La scelta della struttura ausiliaria può essere orientata proprio sulla base del requisito che la struttura rinforzata debba avere una domanda di spostamento compatibile con quella della struttura esistente. Per questa ragione, la usuale progettazione di strutture di controvento (siano essere metalliche o in cemento armato) basata sulla scelta di un fattore di struttura che dipenda dalla duttilità dei controventi stessi non è generalmente applicabile per l’adeguamento di strutture esistenti. Infatti, gli spostamenti corrispondenti potrebbero essere incompatibili con la corrispondente capacità della struttura esistente e richiedere interventi generalizzati volti all’aumento della capacità plastica delle membrature.
Per questo motivo, invece di un metodo di progetto basato sulle forze, risulta assai più razionale impostare il problema dell’adeguamento sismico basato sul controllo degli spostamenti. In questo ambito, il dimensionamento della struttura di controvento dipende dai seguenti parametri:
- lo spostamento D* ed il corrispondente tagliante V* del sistema SDOF equivalente;
- lo spettro elastico di progetto relativo al sisma considerato.
Infatti, detta D*tar  la capacità di spostamento della struttura esistente, limitando l’analisi al caso in cui valga la “regola dell’uguaglianza di spostamento” (tra un oscillatore elastico ed uno elasto-plastico con uguale periodo), come avviene nell’ambito dei rami a pseudo-velocità costante dello spettro elastico, la rigidezza della struttura adeguata deve rispettare la seguente relazione:
Kd = [m*Sel,ADRS(D*tar)]/ D*tar                          (11)
essendo Sel,ADRS l’accelerazione spettrale corrispondente alla capacità di spostamento D*tar (Figura 4). Con poche variazioni la strategia può essere applicata nel ramo a pseudo-accelerazione costante dello spettro di progetto.

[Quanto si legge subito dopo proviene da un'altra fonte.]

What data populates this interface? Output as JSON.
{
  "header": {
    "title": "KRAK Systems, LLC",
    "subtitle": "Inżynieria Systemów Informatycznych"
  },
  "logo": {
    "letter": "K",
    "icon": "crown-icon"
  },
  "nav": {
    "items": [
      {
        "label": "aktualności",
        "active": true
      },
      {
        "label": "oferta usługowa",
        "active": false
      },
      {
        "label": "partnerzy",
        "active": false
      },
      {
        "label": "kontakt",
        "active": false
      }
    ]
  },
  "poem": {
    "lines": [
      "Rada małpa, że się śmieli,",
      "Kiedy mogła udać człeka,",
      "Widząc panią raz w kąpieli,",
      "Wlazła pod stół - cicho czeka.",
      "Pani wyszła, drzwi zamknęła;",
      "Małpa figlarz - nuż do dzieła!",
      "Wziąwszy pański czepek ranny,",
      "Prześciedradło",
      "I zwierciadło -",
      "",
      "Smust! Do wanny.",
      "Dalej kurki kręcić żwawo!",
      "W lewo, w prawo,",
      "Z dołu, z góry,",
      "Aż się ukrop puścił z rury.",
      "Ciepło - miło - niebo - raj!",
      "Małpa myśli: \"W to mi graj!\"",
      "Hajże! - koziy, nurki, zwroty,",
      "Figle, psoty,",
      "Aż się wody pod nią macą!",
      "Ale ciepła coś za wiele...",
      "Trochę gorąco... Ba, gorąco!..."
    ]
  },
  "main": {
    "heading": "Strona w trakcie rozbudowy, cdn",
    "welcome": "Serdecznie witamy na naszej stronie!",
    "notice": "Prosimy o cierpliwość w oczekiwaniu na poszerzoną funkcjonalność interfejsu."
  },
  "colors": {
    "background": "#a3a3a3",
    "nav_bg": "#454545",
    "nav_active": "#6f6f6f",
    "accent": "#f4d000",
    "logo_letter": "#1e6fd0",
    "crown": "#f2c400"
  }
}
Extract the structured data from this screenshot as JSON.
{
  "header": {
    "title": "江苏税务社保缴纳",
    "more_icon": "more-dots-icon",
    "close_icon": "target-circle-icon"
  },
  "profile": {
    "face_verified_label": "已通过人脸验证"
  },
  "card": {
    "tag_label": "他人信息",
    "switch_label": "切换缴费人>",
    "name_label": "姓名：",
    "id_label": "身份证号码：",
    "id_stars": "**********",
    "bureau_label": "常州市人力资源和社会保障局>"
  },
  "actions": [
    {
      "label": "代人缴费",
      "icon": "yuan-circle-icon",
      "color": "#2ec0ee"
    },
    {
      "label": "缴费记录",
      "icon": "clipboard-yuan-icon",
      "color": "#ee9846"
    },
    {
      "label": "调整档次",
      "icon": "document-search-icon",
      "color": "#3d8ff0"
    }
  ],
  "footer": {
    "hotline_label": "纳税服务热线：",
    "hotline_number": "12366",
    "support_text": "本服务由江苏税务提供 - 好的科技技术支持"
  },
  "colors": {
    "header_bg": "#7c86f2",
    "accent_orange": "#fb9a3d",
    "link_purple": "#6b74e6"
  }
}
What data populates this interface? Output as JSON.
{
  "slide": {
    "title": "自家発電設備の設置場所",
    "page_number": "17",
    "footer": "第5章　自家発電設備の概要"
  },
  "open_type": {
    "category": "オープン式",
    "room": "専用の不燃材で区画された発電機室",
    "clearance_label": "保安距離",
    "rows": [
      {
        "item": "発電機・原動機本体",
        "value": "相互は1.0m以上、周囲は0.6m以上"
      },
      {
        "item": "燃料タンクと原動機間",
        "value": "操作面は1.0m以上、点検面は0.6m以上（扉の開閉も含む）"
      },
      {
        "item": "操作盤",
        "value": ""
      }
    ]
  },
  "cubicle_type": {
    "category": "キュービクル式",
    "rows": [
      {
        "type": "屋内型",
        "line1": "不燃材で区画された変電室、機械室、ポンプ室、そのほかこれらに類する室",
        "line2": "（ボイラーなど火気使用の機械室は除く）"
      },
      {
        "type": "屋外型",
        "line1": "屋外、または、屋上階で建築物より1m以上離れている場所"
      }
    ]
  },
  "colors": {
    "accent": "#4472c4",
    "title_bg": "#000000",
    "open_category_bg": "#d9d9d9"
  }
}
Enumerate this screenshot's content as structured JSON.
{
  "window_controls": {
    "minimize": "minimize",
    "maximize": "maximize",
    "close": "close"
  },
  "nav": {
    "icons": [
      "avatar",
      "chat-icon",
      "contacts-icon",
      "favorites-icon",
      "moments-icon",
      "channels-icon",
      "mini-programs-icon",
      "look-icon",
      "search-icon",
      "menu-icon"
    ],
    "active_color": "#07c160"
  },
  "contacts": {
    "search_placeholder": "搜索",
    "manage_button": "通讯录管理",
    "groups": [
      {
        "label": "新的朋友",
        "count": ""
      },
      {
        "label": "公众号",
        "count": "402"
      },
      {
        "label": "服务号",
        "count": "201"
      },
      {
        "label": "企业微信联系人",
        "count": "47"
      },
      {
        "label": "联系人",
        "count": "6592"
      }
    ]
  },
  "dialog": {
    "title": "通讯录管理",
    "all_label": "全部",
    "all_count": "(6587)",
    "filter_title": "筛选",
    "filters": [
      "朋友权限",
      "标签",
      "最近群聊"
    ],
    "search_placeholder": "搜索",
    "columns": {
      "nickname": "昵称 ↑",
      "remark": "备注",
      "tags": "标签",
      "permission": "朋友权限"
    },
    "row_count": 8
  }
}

Figura 4. Rappresentazione grafica del requisito di progetto per la struttura adeguata

Il parametro Kd rappresenta il valore minimo della rigidezza che deve avere un oscillatore semplice elastico di massa m* affinché il suo spostamento massimo non superi D*tar. Se vale l’ipotesi di uguaglianza degli spostamenti di cui si è detto sopra, lo stesso requisito assicura che anche l’oscillatore semplice elasto-plastico di pari rigidezza abbia spostamento non maggiore di D*tar. Si osserva che la rigidezza Kd risulta invariante rispetto alla trasformazione descritta dalla relazione (7) che rappresenta il passaggio tra le caratteristiche meccaniche definite sulla struttura e quelle corrispondenti dell’oscillatore semplice equivalente:

Kd = Fe/Dtar = (Fe/G)/(Dtar/G) = F*e/D*tar = m* × SADRS(D*tar)/ D*tar            (12)

Per questa ragione la rigidezza così determinata è quella che dovrebbe avere la struttura adeguata affinché la domanda di spostamento su di essa sia inferiore Dtar = G×D*tar.
Dalla rigidezza richiesta alla struttura adeguata è possibile risalire per differenza alla rigidezza della struttura di controvento

DK = Kd - KES,                                                                              (13)

essendo KES la rigidezza della struttura esistente.
Infine, volendo impostare il problema dell’adeguamento in una procedura di verifica Multi-Livello come quello previsto dall’O.P.C.M.3274/03 (e, più in generale, da un approccio Performance Based) è possibile individuare più valori della capacità di spostamento D*tar,SL in corrispondenza degli stati limite SL. Per ognuno di essi, con riferimento ai diversi spettri elastici associati agli stessi Stati Limite si può ottenere il valore di progetto della rigidezza della struttura di controvento:

DK = max {DKDL; DKDS; DKCO}                                                   (14)

In conclusione, nel presente paragrafo si vuole evidenziare il fatto che la rigidezza laterale è il parametro chiave individuato per il progetto degli interventi di adeguamento sismico delle strutture esistenti in c.a.


4. APPLICAZIONI

Nel presente paragrafo, le metodologie formulate per la valutazione della vulnerabilità sismica delle strutture esistenti e per il loro adeguamento sismico vengono applicate ad uno degli edifici scolastici descritti nella memoria collegata alla presente e pubblicata in questi atti congressuali. Si tratta dell’Edificio che ospita una Scuola Elementare nel rione “Borgo Ferrovia” del Comune di Avellino.
Vengono riportati i punti salienti della costruzione del modello di calcolo ed i risultati ottenuti per la caratterizzazione della sua risposta non-lineare sia allo Stato di Fatto che allo Stato di Progetto degli interventi di Adeguamento Sismico.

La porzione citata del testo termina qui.